# JUMPING!



## cynwagon (Sep 2, 2009)

I went through the forum and didn't quite find what I was looking for, if I missed something .... please let me know.

Weber is about 15 weeks now, yes a puppy! He's doing great so far, I think, sitting, learning the walking thing ... biting is still a problem, but jumping is just awful!

When he jumps we say "no jump" but he doesn't listen - we even correct him, but two seconds later he's at it again. One of the books suggested to grab his front paws and keep him up until he starts struggling, keep him like that for a few, then release ... but that hasn't worked either. Also trying to block him with your shoulder or hand ...

Any suggestions?

Thanks!


----------



## Crazy Kian (Aug 10, 2009)

we had the same problem with our 6 month old male. we tried the knee in the chest and that seemed to help. he now only jumps at you when he wants to greet you if he hasn't seen you for a while.
I still put my knee to his chest when he does but he is so stubborn that he doesn't mind. :-\


----------



## Big Rick (Apr 14, 2009)

Another strategy to stop the jumping is to turn your back to the dog when they jump. We've pretty much succeeded with this but Dexter still likes to jump on other people. Training other people is not in my repertoire.


----------



## cynwagon (Sep 2, 2009)

Thanks for the tips! But I guess I forgot to mention, he's jumping up on the kitchen table, the couch, the bed ... is there a way to prevent that? I'll definitely try turning the back if he happens to jump on us!

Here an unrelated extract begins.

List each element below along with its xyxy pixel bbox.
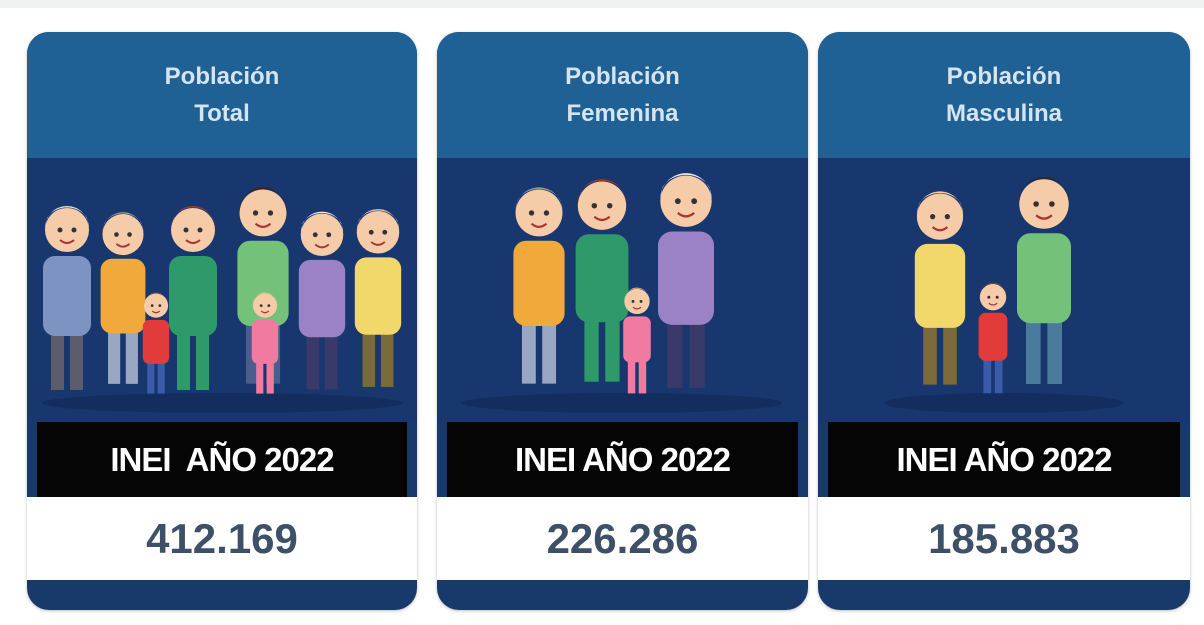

We set up a baracade so he couldn't get in the TV room, he just runs and hurdles himself over it! Also we put up a baby gate to put him in the kitchen (when he's misbehaving instead of his crate) and little Spiderman climbed right over that too!


----------



## Blaze (Aug 6, 2008)

Cynwagon, my pup is 18 months old now and jumping is still an issue - but at least not as much as it was, a few months ago. Turning away is a deterrent as is soft knee in chest. It is natural for them , as a way of greeting. but can be nipped in the bud if you work at it I'm sure.


----------



## barrel browner (Jul 30, 2009)

HI AFTER READING SOME OF THE POSTS ABOUT OLDER VIZSLA AND WHAT TO EXPECT I BROUGHT A PLANT SPRAY BOTTLE.WHEN THEY JUMP SCRATCH SNIFF ETC BASICALLY DO SOMETHING YOU DON T WANT THEM TO BE DOING AND 'NO' JUST AIN'T GETTIN THROUGH A COUPLE OF QUICK SQUIRTS OF WATER SOON GETS THEIR ATTENTION AND STOPS THEM IN THEIR TRACKS. IT S WORKIN ON PURDEY WHO'S 18WKS .
GOOD LUCK


----------



## treetops1974 (Jan 10, 2009)

jumping was a huge problem for us too. 

we could manage the jumping on counters and the family b/c we all had the same approach to correcting the (mis)behaviour. however, the issue was when rio (1yr male) would jump on strangers off leash at a dog-park where we had less control and his jumping (and nipping) was sporadic and more difficult to manage.

let me preface the next suggestion by stating that rio is a family pet first and foremost. we had to do something about his jumping and nipping and we tried a different approach - we sent him for field training for 2 weeks. we did the obedience classes, socializing, even extensive viewings of the dog whisperer and nothing was working consistently. when we got rio back from field training he was a different dog. 

my theory and justification for this approach was to develop his natural instincts - his nose, retrieving, pointing etc. I felt that his nipping and jumping was displaced energy. now that he knows what his job is (finind game) he's much easier to control. the field training also cured his pulling on the leash when we walk.


----------



## Lisa (Feb 18, 2009)

treetops1974 - Can I ask where you sent your dog and what it cost?

Thanks


----------



## treetops1974 (Jan 10, 2009)

Hi Lisa,

Not sure where you live - we are in Brampton (a burb of Toronto) and we sent Rio to Pointblank Dogs ... run by a committed and wonderful woman named Liz Outram and co. They are just west of Peterborough, Ontario.

Check them out at http://www.pointblankdogs.com/


----------



## Lisa (Feb 18, 2009)

Thanks treetops

I just moved from Brampton to Newmarket. I've met Liz briefly at a dog trial last year. 

How did you do (and how did your V do) with two weeks away from your V?


----------



## sarahaf (Aug 17, 2009)

Our puppy class instructor favors the method of turning your back and ignoring them when you don't want them to jump. But to help them learn to distinguish when it's okay to greet you by jumping (e.g., if you don't mind being greeted enthusiastically at times), she suggested you give the same signal to the dog each time the jumping is welcome (e.g., a hand sign like patting your chest with both hands). The theory is the dog will eventually learn that unless they see that hand signal, they won't get anywhere by jumping up.

P.S. whoops, after all that, just saw you were talking about jumping on furniture. Do a search on the forums for "counter surfing" and you'll find some good suggestions. All we've done so far (that seems to actually help) is to push her off using a hand on her chest without saying anything (or just the word "no"). Sometimes I'll follow that up by blocking the forbidden area with my body so she can't try again. That does seem to discourage her for a while.


----------



## jas (Mar 31, 2009)

Mine is 6 mths now and he never really jumps at me but always at others. As everyone has a different way of dealing with it there is no consistencty so I seem to be fighting a losing battle.
Peterborough, Brampton, Newmarket, is it any wonder i keep thinking you are all in the UK???


----------



## Lisa (Feb 18, 2009)

Yes Jas - They were not very original when finding names for Canada's towns and cities.


----------



## winpenny007 (Jul 15, 2009)

when your dog jumps up - hold his feet, don't hurt him/her but just hold them - while holding them simply ignore her/him and carry out a conversation with someone in the room - keep holding for two minutes - they will try get away dont let them - after a week or two of doing this constantly they will associate this two minute tirade and think twice.

cheers.


----------